With the opening slate of “Some of this actually happened,” the story is of a con-man Irving Rosenfeld (Christian Bale). He is a paunchy, middle-aged guy with a knack for winning the ladies. He has the woman he loves Sydney Prosser (Amy Adams) and a wife Rosalyn (Jennifer Lawrence). Irving and Sydney have an elaborate con going with people who need money. Irving explains by saying, “The more you say ‘no’, the more they want in.” Sydney is just as much as a player as he is.
Eventually this con gets the ire of Richie DiMaso (Bradley Cooper). He is a young FBI agent with a burning to make a name within the agency. He sees Irving as his ticket to bringing down some major figures in this post-Watergate world. Richie starts with Carmine (Jeremy Renner) a local politician who is trying to get Atlantic City back on the map with good jobs based in gambling.
In order to get those wheels of commerce greased, they need cash AKA payoffs to politicians. Richie gets more involved into the underworld, the more he becomes enamored with Sydney. The two begin a relationship on the side. As all this plays out, one begins to wonder who is actually conning whom.
The other wench in the works is Rosalyn. She does not truly love her man but sees him as a step up in the world. Through manipulation, she tries to get what she wants even if it is not good for her. There is no fear in the woman.
The film twists and turns upon itself as it lunges toward the payoff of cons. In the world of American Hustle no one and nothing is exactly what it seems. At times, the film is all over the place, which is a part of its charm. There are moments when it is The Sting and others when it is melodrama. There is no hint of where this film is going to end up.

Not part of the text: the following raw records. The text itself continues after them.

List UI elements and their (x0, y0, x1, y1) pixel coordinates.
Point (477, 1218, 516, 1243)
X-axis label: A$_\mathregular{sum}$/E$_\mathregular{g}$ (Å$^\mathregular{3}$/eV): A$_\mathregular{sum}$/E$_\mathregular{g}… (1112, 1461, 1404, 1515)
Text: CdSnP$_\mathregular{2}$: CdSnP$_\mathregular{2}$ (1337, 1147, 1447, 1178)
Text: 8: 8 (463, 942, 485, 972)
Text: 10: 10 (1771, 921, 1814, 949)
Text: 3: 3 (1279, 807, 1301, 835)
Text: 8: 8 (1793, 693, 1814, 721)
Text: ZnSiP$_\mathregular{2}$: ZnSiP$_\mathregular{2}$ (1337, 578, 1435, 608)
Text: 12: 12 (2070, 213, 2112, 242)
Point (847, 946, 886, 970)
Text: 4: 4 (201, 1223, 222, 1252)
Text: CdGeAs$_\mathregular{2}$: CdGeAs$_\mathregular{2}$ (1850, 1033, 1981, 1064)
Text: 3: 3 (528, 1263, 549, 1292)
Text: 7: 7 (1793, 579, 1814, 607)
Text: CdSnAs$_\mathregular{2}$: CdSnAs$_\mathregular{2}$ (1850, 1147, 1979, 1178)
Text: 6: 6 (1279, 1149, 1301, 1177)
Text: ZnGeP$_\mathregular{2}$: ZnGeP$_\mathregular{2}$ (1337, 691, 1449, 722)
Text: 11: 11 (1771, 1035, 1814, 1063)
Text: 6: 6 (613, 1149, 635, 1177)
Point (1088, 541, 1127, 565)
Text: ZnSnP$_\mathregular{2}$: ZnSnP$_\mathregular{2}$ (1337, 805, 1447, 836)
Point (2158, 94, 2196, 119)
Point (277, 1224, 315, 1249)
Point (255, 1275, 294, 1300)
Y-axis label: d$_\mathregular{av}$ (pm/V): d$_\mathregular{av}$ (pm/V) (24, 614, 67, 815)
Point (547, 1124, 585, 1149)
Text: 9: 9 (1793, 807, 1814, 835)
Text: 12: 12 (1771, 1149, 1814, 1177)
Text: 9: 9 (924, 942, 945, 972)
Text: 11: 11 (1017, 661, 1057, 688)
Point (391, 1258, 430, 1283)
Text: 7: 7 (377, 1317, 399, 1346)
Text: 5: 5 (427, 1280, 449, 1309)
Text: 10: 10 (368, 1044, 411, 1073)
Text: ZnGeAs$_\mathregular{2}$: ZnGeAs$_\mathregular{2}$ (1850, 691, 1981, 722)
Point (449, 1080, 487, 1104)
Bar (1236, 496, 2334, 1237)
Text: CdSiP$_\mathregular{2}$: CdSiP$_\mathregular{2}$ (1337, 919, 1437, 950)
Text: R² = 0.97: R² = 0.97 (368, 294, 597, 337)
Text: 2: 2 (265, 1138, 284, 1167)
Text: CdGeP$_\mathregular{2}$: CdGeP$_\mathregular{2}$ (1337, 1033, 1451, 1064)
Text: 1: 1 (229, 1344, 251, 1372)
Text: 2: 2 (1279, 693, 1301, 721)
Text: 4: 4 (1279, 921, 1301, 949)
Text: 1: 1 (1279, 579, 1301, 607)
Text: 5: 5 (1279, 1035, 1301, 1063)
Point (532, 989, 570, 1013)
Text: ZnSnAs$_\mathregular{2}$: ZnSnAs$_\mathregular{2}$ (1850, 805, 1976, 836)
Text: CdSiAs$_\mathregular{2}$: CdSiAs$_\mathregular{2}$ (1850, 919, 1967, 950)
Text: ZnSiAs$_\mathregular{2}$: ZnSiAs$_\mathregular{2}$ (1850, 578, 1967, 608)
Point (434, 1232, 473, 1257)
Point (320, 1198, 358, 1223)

David O. Russell is the man behind Silver Linings Playbook and The Fighter, two of the best movies of their respective years. With American Hustle, he does it again. The overall composition of this work is very early 1970s, with a gritty film stock and loud clothing. One believes that this is an old film and not a feature made in this digital age.
It has been said that 80% of directing is casting and once again David O. Russell succeeds. Like last year’s Silver Linings Playbook, this film features a quartet of brilliant performances. Christian Bale disappears in playing Irving. It becomes almost impossible to see the action star behind the over-comb and shades. One believes this frumpy mess of a man can get the best of any other player on the table. Just as outrageous is Bradley Cooper, our FBI agent who is more interested in his perm than in the wheels of justice.
Jennifer Lawrence is becoming the actress of her generation. Once again, she just nails her part. The character of Rosalyn is funny, conflicted, crazed and sexy all in the same beat. This is a woman who plays both sides to the middle and never lets up. The actress delivers this rapid fire dialogue with the confidence of a gunnery specialist. It is amazing to watch and an almost certain Oscar nod.
By far, this is the gutsiest performance of Amy Adams career. She shows no fear in looking bad. There are moments when she is an exposed wire. At times she looks perfect and at other times she looks like a woman half-way to death. Most actresses shy away from being less than glamorous but Amy Adams does not back down from the more basal elements of the role.
American Hustle is going to be on everyone in Hollywood’s short list in the acting category during award season. It may not win a ton of statues but it will be nominated. For those looking for something different this holiday season, this is the film to see.